Memorandum by the Secretary of State of a Conversation with the Nicaraguan Minister (Chamorro), September 28, 1923
The Nicaraguan Minister said that he was about to return to Nicaragua; that he hoped he would be able to come back to the United States, but he was not perfectly sure what developments might take place, and in case his efforts to induce an agreement upon a candidate for the Presidency were unsuccessful.
The Minister said that he would like to have the Secretary’s suggestions about conditions in Nicaragua and any recommendations that he would care to make. The Secretary said that he was on the point of addressing a note to the Nicaraguan Government with respect to the desire of the Government of the United States to withdraw the Legation guard. The Secretary referred to the enactment of the electoral law drawn by an expert employed by the Nicaraguan Government for this purpose, and that this might be regarded as the first step to assure the people of Nicaragua complete freedom of the elections. The Secretary said that after the new Government had come into office in January 1925 it was expected that there would be no further reason to maintain a Legation guard at Managua and the American marines would accordingly be withdrawn at that time.
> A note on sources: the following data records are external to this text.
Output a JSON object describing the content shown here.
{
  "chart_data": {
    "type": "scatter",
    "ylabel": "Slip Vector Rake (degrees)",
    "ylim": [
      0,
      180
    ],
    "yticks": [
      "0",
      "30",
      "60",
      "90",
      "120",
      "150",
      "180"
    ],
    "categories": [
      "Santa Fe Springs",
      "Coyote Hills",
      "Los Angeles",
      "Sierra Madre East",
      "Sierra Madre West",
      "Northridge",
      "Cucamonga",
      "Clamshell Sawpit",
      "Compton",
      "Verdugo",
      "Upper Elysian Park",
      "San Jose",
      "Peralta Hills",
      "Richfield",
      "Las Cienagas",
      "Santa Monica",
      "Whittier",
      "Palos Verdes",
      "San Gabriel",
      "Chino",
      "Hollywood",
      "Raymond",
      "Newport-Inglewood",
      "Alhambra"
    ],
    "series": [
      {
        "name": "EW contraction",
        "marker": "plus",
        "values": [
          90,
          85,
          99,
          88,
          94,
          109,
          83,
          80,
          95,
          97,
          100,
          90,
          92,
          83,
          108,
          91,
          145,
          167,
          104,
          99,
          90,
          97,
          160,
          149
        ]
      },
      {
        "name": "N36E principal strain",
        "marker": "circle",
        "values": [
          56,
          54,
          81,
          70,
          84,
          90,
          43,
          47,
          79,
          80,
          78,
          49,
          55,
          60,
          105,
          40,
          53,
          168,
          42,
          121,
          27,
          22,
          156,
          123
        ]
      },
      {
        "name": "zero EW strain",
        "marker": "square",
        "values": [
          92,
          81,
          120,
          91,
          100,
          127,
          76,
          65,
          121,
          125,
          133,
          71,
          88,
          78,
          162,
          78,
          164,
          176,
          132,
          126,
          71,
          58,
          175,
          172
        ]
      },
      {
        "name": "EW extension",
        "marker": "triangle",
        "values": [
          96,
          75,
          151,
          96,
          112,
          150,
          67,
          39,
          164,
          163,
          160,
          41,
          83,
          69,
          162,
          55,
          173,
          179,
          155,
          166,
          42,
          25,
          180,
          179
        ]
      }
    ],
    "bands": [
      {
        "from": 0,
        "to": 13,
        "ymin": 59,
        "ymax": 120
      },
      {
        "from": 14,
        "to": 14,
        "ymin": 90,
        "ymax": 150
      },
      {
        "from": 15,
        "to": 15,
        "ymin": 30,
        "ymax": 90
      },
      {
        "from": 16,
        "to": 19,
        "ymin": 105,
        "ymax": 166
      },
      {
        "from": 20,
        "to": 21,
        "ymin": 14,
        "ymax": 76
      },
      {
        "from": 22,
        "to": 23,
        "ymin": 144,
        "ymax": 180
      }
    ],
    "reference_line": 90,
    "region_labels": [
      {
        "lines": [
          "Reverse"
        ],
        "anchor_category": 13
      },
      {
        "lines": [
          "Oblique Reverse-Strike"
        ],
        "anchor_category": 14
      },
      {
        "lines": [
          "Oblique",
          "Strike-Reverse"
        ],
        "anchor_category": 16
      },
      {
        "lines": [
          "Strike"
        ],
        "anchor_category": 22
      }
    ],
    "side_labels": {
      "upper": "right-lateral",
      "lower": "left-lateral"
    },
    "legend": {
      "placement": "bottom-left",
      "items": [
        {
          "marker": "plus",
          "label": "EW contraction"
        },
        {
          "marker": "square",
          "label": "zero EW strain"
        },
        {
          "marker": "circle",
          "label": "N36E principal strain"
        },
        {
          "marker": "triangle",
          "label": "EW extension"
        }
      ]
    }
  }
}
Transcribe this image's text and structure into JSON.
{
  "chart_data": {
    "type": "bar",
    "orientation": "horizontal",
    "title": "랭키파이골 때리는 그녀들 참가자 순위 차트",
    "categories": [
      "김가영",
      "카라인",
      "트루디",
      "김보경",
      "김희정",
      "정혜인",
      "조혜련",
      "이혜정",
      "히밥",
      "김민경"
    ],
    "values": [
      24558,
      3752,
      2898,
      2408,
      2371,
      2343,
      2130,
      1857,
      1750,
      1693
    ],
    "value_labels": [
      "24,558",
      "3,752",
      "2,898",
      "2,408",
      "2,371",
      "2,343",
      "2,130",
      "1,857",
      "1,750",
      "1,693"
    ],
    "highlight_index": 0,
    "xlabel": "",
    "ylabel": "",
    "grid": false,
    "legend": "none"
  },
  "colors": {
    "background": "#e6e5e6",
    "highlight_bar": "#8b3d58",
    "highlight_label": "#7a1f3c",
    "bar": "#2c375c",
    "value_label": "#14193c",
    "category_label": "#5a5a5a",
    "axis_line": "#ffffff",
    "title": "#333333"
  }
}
The Secretary further said that the marines would be retained in Managua during the approaching electoral period only if the Nicaraguan Government considered that their presence would assist the constituted authorities in securing complete freedom in the elections.
The Secretary then referred to the importance of a thorough understanding of the electoral law, and that the machinery of the law should run as smoothly as possible he suggested that it might be well to ask Mr. Dodds, the author of the law, to go to Nicaragua in advance of the election, so that he might assist the authorities of Nicaragua in putting the law into effect. The Secretary said that it might be well to have assistants travel through Nicaragua to give the local authorities aid in the installation of the new system. The Secretary also referred to the importance of establishing an efficient constabulary to maintain order after the marines had withdrawn and the desire of the Government to assist in any proper way in the establishment of a constabulary. The Secretary said that it was not at all intended that the constabulary should be organized so as to supervise the elections, but, on the contrary, to be able to maintain order after the marines had been withdrawn.
The Minister said that he understood the desires of the Secretary, but that he was fearful that if commissioners of the United States [Page 607] were in Nicaragua in connection with the electoral law it would be regarded as an attempt to supervise the elections and would cost the Conservative Party many thousands of votes. He hoped that nothing would be done that would interfere with the elections. The Secretary said that that was farthest from his purpose; that it was his desire that there should be a fair and free election. The Secretary said that he did not see that a few assistants of Mr. Dodds giving instruction to local authorities would constitute an interference or would prejudice any party. The Minister still demurred and after some discussion of the subject, in which the Secretary reiterated his position, the Minister said that it might meet the case possibly if these assistants were to withdraw before the election. The Secretary said that all those matters could be considered in proper time as it was the desire of the United States to aid the Nicaraguan Government in having an election which would be so fair and free that the people would be contented with the result.